A series of events has drawn Pyongyang back to the negotiating table. The most important, from North Korea’s perspective, is undoubtedly Washington’s tougher line since the September 11 terrorist attacks last year. While the North has predictably railed against its inclusion in the Axis of Evil, its leaders know better than to provoke the United States right now; many experts think Pyongyang is re-engaging out of fear that it could become another Iraq. By reaching out to Japan, the regime “is buying an insurance policy that will appeal to moderates in the Bush administration,” says Japanese lawmaker and regional security specialist Ichita Yamamoto. “They are scared, and they do not want to become the enemy of the United States.”

North Korea’s problems are a golden opportunity for Koizumi.
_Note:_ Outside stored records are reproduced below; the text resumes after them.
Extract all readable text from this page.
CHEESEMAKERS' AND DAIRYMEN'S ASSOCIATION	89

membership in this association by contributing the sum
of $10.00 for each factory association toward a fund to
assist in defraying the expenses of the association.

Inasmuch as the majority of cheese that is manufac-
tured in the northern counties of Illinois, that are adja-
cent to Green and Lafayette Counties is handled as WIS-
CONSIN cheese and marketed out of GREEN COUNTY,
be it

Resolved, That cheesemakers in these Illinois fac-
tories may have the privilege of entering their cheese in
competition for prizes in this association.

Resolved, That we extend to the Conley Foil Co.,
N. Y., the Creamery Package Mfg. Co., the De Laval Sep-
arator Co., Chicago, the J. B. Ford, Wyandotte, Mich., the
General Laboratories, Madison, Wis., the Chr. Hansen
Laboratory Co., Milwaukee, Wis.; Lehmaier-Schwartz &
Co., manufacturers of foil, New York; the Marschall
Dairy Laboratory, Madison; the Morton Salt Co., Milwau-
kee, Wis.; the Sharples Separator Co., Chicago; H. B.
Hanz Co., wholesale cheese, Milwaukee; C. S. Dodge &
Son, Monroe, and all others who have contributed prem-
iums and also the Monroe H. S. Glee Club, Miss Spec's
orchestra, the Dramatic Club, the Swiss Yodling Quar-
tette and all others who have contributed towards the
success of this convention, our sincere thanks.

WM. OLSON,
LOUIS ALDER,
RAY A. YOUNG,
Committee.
According to his aides, Japan’s Foreign Ministry has worked for a year to reach a breakthrough with the North. He’s gambling that the release of the 11 abductees can rescue his sinking poll numbers.
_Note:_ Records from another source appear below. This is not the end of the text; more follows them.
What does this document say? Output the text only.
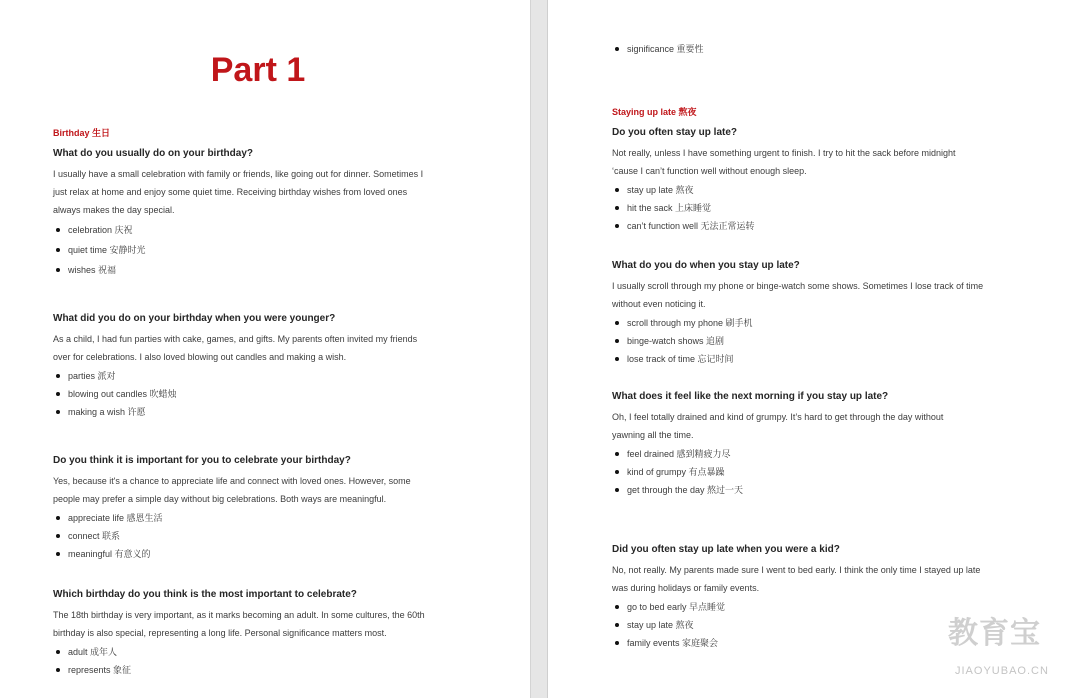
Part 1
Birthday 生日
What do you usually do on your birthday?
I usually have a small celebration with family or friends, like going out for dinner. Sometimes I
just relax at home and enjoy some quiet time. Receiving birthday wishes from loved ones
always makes the day special.
celebration 庆祝
quiet time 安静时光
wishes 祝福
What did you do on your birthday when you were younger?
As a child, I had fun parties with cake, games, and gifts. My parents often invited my friends
over for celebrations. I also loved blowing out candles and making a wish.
parties 派对
blowing out candles 吹蜡烛
making a wish 许愿
Do you think it is important for you to celebrate your birthday?
Yes, because it's a chance to appreciate life and connect with loved ones. However, some
people may prefer a simple day without big celebrations. Both ways are meaningful.
appreciate life 感恩生活
connect 联系
meaningful 有意义的
Which birthday do you think is the most important to celebrate?
The 18th birthday is very important, as it marks becoming an adult. In some cultures, the 60th
birthday is also special, representing a long life. Personal significance matters most.
adult 成年人
represents 象征
significance 重要性
Staying up late 熬夜
Do you often stay up late?
Not really, unless I have something urgent to finish. I try to hit the sack before midnight
‘cause I can’t function well without enough sleep.
stay up late 熬夜
hit the sack 上床睡觉
can’t function well 无法正常运转
What do you do when you stay up late?
I usually scroll through my phone or binge-watch some shows. Sometimes I lose track of time
without even noticing it.
scroll through my phone 刷手机
binge-watch shows 追剧
lose track of time 忘记时间
What does it feel like the next morning if you stay up late?
Oh, I feel totally drained and kind of grumpy. It’s hard to get through the day without
yawning all the time.
feel drained 感到精疲力尽
kind of grumpy 有点暴躁
get through the day 熬过一天
Did you often stay up late when you were a kid?
No, not really. My parents made sure I went to bed early. I think the only time I stayed up late
was during holidays or family events.
go to bed early 早点睡觉
stay up late 熬夜
family events 家庭聚会	教育宝
JIAOYUBAO.CN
Washington is watching for signs that Pyongyang will refrain from further ballistic-missile tests, and that it will hew to the 1994 Agreed Framework between the two sides. The provisions stipulate that Pyongyang open its nuclear facilities to International Atomic Energy Agency inspection, something the Bush administration wants to begin this year. Koizumi no doubt will convey Washington’s urgency. “Kim Jong Il must send peace signals to Bush now,” says Lee Jong Seok, a strategic analyst at the Sejong Institute in Seoul. “There is a growing concern that the 1994 nuclear crisis will revive next year.”

For his part, Kim’s biggest concern may be finding ways to create a quasi-legitimate economy in order to reduce the country’s dependence on aid. After years of study, the government seems finally to have launched Chinese-style reforms aimed at spurring growth and attracting foreign investment. In Dandong, a Chinese city near the North Korean border, people say North Korean businessmen have begun crossing into China touting a new slogan: “Economics is more important than ideology.” On Sept. 2, North Korea’s vice minister for Foreign Trade, Kim Yong Sul, told businessmen from some 40 major Japanese trading companies gathered in Tokyo that “we’ve spent more than two years to come up with an economic reform plan. It is not perfect, and there are many contradictions, but we are trying to solve our problems.”
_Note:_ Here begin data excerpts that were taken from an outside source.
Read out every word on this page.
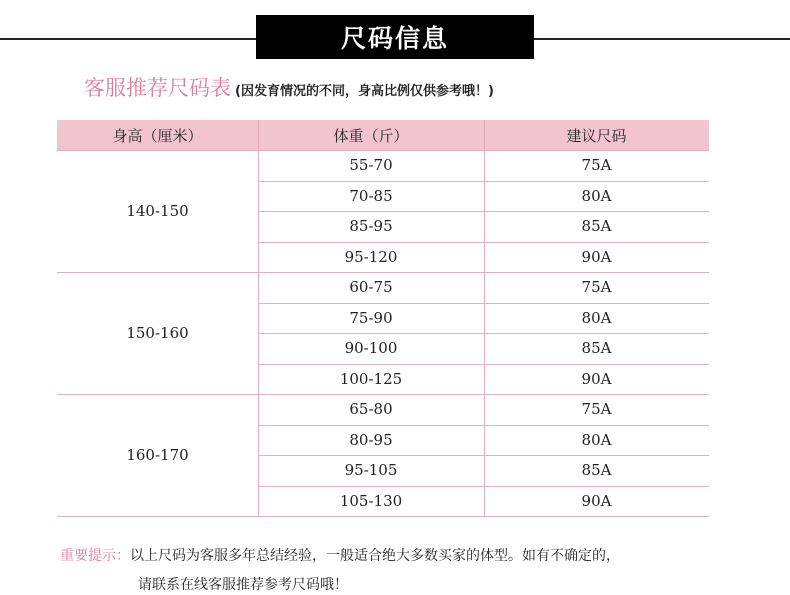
尺码信息
客服推荐尺码表 (因发育情况的不同，身高比例仅供参考哦！)
身高（厘米）	体重（斤）	建议尺码
140-150
55-70	75A
70-85	80A
85-95	85A
95-120	90A
150-160
60-75	75A
75-90	80A
90-100	85A
100-125	90A
160-170
65-80	75A
80-95	80A
95-105	85A
105-130	90A
重要提示：以上尺码为客服多年总结经验，一般适合绝大多数买家的体型。如有不确定的，
请联系在线客服推荐参考尺码哦！
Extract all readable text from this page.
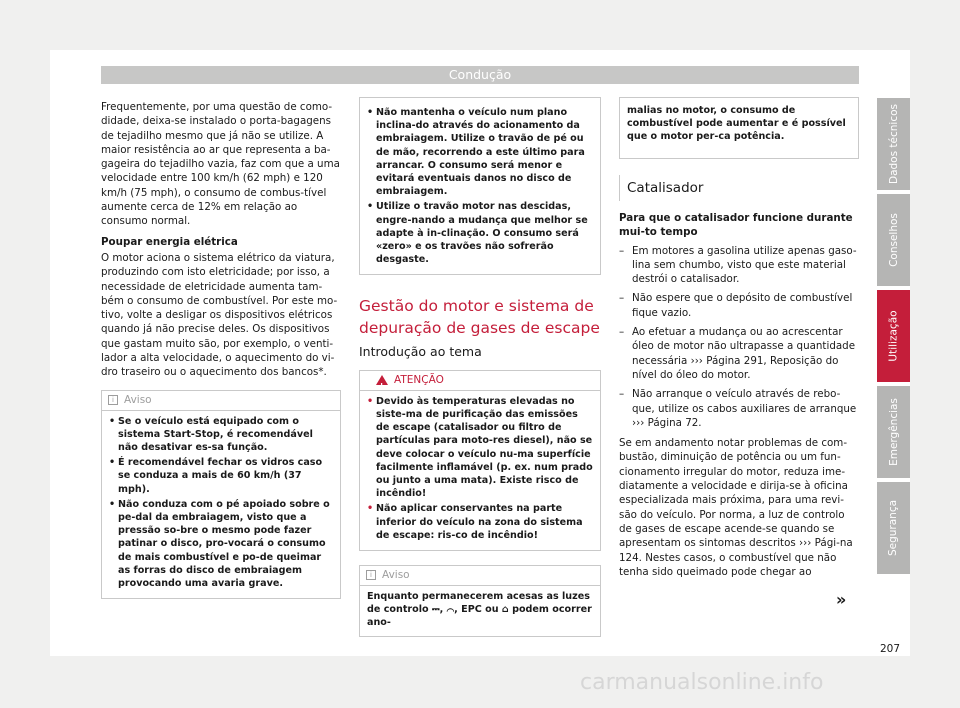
Condução

Frequentemente, por uma questão de como-didade, deixa-se instalado o porta-bagagens de tejadilho mesmo que já não se utilize. A maior resistência ao ar que representa a ba-gageira do tejadilho vazia, faz com que a uma velocidade entre 100 km/h (62 mph) e 120 km/h (75 mph), o consumo de combus-tível aumente cerca de 12% em relação ao consumo normal.

Poupar energia elétrica

O motor aciona o sistema elétrico da viatura, produzindo com isto eletricidade; por isso, a necessidade de eletricidade aumenta tam-bém o consumo de combustível. Por este mo-tivo, volte a desligar os dispositivos elétricos quando já não precise deles. Os dispositivos que gastam muito são, por exemplo, o venti-lador a alta velocidade, o aquecimento do vi-dro traseiro ou o aquecimento dos bancos*.

i Aviso
• Se o veículo está equipado com o sistema Start-Stop, é recomendável não desativar es-sa função.
• É recomendável fechar os vidros caso se conduza a mais de 60 km/h (37 mph).
• Não conduza com o pé apoiado sobre o pe-dal da embraiagem, visto que a pressão so-bre o mesmo pode fazer patinar o disco, pro-vocará o consumo de mais combustível e po-de queimar as forras do disco de embraiagem provocando uma avaria grave.
• Não mantenha o veículo num plano inclina-do através do acionamento da embraiagem. Utilize o travão de pé ou de mão, recorrendo a este último para arrancar. O consumo será menor e evitará eventuais danos no disco de embraiagem.
• Utilize o travão motor nas descidas, engre-nando a mudança que melhor se adapte à in-clinação. O consumo será «zero» e os travões não sofrerão desgaste.
Gestão do motor e sistema de depuração de gases de escape
Introdução ao tema
!
ATENÇÃO
• Devido às temperaturas elevadas no siste-ma de purificação das emissões de escape (catalisador ou filtro de partículas para moto-res diesel), não se deve colocar o veículo nu-ma superfície facilmente inflamável (p. ex. num prado ou junto a uma mata). Existe risco de incêndio!
• Não aplicar conservantes na parte inferior do veículo na zona do sistema de escape: ris-co de incêndio!
i Aviso
Enquanto permanecerem acesas as luzes de controlo ⎓, ⌒, EPC ou ⌂ podem ocorrer ano-
malias no motor, o consumo de combustível pode aumentar e é possível que o motor per-ca potência.
Catalisador

Para que o catalisador funcione durante mui-to tempo

– Em motores a gasolina utilize apenas gaso-lina sem chumbo, visto que este material destrói o catalisador.
– Não espere que o depósito de combustível fique vazio.
– Ao efetuar a mudança ou ao acrescentar óleo de motor não ultrapasse a quantidade necessária ››› Página 291, Reposição do nível do óleo do motor.
– Não arranque o veículo através de rebo-que, utilize os cabos auxiliares de arranque ››› Página 72.

Se em andamento notar problemas de com-bustão, diminuição de potência ou um fun-cionamento irregular do motor, reduza ime-diatamente a velocidade e dirija-se à oficina especializada mais próxima, para uma revi-são do veículo. Por norma, a luz de controlo de gases de escape acende-se quando se apresentam os sintomas descritos ››› Pági-na 124. Nestes casos, o combustível que não tenha sido queimado pode chegar ao

»
Dados técnicos
Conselhos
Utilização
Emergências
Segurança
207
carmanualsonline.info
Price reforms are a high-risk first step. On July 1 the government raised the cost of rice 550 times, increased bus and subway fares from 0.1 to 2 won and hiked wages eighteenfold. The won, meanwhile, was officially devalued from 2.15 to the U.S. dollar to 150 per greenback as the government began circulating once rare 1,000 won notes. The moves are aimed at rationalizing wages and aligning official prices with those on the black market. Foreign shoppers in Pyongyang reported a sharp increase in commerce, but the move could backfire disastrously if scarcity leads to runaway inflation. “Their flawed assumption is that the new prices will remain stable,” says Flake of the Mansfield Center. “But the reforms are a good thing because they will become engines for further change.”

Even if the latest round of goodwill gestures goes nowhere, at least the North Koreans now have something in common with the rest of the world–televised football to divert them from their cares. On Sept. 7 state television broadcast a friendly “reunification match” between the North’s national team and South Korea’s now famous squad. The match was held in Seoul’s World Cup stadium. Some 60,000 fans chanted “unified motherland” throughout the contest, which ended in a scoreless tie.